Long-term recovery patterns of arctic tundra after winter seismic exploration

In response to the increasing global demand for energy, oil exploration and development are expanding into frontier areas of the Arctic, where slow-growing tundra vegetation and the underlying permafrost soils are very sensitive to disturbance. The creation of vehicle trails on the tundra from seismic exploration for oil has accelerated in the past decade, and the cumulative impact represents a geographic footprint that covers a greater extent of Alaska’s North Slope tundra than all other direct human impacts combined.

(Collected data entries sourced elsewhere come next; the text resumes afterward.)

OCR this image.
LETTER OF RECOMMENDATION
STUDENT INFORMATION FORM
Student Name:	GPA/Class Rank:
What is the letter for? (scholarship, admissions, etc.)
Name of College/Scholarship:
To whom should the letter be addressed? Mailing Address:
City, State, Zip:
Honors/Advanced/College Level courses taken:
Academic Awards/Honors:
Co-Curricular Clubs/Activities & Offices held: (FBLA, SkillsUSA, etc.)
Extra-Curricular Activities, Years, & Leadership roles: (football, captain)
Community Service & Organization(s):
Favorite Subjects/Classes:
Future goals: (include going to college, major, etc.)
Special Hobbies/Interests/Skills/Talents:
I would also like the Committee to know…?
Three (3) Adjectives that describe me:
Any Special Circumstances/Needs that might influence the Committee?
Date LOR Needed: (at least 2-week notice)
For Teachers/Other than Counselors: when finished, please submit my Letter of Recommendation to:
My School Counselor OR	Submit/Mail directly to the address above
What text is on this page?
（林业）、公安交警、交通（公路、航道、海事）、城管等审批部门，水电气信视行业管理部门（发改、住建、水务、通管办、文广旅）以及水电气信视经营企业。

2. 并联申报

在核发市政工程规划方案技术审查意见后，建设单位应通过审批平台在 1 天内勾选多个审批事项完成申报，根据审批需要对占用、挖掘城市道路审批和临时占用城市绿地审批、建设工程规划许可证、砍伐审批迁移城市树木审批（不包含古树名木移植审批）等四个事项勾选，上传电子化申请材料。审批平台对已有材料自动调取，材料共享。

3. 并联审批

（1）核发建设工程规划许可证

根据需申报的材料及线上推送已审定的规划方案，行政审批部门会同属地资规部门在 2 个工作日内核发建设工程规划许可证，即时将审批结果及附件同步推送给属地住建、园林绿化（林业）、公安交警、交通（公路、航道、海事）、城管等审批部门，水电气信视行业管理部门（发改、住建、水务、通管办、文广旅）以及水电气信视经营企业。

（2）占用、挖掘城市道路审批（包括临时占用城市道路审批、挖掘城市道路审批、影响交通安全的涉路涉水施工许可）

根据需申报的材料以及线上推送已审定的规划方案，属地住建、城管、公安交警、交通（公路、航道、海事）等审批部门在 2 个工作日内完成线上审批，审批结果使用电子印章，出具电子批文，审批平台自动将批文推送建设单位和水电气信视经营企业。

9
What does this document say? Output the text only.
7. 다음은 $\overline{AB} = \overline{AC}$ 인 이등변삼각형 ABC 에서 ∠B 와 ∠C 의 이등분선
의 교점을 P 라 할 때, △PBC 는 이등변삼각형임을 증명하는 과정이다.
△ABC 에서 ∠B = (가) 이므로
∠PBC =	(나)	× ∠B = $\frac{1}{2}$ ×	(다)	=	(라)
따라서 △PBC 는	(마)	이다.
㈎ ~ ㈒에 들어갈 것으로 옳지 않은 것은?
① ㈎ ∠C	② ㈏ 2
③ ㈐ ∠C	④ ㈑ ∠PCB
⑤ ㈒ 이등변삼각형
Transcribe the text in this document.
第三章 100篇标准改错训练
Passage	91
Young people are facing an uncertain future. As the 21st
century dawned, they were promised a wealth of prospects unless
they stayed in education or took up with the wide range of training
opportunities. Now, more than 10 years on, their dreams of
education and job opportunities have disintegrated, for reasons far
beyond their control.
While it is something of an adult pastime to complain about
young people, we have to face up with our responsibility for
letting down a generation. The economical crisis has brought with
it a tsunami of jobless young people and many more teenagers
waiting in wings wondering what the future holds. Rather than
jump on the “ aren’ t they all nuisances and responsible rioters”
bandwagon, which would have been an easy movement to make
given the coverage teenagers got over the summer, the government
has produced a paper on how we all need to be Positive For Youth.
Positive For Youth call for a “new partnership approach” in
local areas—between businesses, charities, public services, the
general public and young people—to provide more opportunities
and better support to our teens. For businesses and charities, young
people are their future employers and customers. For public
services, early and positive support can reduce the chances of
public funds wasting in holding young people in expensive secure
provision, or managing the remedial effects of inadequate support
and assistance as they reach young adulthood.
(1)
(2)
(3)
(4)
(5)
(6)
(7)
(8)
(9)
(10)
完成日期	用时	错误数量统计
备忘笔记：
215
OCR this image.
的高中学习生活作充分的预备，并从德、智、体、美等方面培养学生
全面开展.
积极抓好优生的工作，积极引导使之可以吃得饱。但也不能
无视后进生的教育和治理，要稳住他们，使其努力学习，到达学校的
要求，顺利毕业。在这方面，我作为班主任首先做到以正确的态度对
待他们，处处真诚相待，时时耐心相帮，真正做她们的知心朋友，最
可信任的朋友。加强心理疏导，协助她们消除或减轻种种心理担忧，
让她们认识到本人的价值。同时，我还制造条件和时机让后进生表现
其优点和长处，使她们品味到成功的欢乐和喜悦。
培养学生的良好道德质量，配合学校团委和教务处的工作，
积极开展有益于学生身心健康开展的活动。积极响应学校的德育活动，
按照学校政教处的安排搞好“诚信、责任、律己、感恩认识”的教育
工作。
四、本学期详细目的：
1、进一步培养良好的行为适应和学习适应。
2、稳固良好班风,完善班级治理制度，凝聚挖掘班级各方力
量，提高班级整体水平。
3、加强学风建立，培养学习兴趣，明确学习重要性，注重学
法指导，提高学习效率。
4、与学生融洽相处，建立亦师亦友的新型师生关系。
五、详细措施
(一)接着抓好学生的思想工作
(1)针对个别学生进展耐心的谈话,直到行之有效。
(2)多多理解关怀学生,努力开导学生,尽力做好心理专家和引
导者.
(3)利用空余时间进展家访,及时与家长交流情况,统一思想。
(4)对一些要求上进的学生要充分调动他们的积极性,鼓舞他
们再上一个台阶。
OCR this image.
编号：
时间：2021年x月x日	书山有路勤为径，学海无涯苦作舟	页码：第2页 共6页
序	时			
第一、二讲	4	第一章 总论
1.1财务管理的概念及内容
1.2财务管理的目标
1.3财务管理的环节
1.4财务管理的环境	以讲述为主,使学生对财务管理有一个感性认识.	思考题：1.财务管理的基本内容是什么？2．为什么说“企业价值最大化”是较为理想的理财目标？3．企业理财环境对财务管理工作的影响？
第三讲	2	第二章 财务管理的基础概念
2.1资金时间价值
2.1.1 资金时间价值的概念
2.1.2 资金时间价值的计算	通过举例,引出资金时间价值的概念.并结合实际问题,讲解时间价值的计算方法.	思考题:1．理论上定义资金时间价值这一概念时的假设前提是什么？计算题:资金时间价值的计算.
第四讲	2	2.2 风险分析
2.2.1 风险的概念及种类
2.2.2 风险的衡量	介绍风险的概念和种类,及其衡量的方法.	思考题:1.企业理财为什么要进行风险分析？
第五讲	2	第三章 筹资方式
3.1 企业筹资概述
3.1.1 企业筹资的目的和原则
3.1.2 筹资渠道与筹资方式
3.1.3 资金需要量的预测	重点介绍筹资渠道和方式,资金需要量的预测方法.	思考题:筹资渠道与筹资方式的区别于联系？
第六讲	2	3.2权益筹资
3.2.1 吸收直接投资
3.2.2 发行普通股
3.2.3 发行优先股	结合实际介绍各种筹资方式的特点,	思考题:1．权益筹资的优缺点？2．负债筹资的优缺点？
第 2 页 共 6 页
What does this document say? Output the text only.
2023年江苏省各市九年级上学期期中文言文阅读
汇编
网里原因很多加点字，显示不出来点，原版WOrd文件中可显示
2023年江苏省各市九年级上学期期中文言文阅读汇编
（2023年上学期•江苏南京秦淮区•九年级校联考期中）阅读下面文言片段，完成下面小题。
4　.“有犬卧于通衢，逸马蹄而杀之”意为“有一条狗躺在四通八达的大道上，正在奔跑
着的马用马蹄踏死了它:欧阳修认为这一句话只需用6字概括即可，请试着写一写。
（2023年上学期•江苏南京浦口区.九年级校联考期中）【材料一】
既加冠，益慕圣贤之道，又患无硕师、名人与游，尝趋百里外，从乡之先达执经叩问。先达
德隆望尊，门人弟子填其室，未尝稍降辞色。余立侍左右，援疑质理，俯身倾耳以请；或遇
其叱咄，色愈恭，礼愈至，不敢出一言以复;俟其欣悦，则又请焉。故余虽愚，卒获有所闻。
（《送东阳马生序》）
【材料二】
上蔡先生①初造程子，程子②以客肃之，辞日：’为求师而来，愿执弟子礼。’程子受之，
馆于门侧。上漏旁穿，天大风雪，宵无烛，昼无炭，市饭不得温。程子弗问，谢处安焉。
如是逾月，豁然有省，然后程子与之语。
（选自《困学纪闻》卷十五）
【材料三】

Seismic exploration for oil and gas was conducted on the coastal plain of the Arctic National Wildlife Refuge, Alaska, USA, in the winters of 1984 and 1985. This study documents recovery of vegetation and permafrost soils over a two-decade period after vehicle traffic on snow-covered tundra. Paired permanent vegetation plots (disturbed vs. reference) were monitored six times from 1984 to 2002. Data were collected on percent vegetative cover by plant species and on soil and ground ice characteristics. We developed Bayesian hierarchical models, with temporally and spatially autocorrelated errors, to analyze the effects of vegetation type and initial disturbance levels on recovery patterns of the different plant growth forms as well as soil thaw depth. Plant community composition was altered on the trails by species-specific responses to initial disturbance and subsequent changes in substrate. Long-term changes included increased cover of graminoids and decreased cover of evergreen shrubs and mosses. Trails with low levels of initial disturbance usually improved well over time, whereas those with medium to high levels of initial disturbance recovered slowly. Trails on ice-poor, gravel substrates of riparian areas recovered better than those on ice-rich loamy soils of the uplands, even after severe initial damage. Recovery to pre-disturbance communities was not possible where trail subsidence occurred due to thawing of ground ice. Previous studies of disturbance from winter seismic vehicles in the Arctic predicted short-term and mostly aesthetic impacts, but we found that severe impacts to tundra vegetation persisted for two decades after disturbance under some conditions. We recommend management approaches that should be used to prevent persistent tundra damage.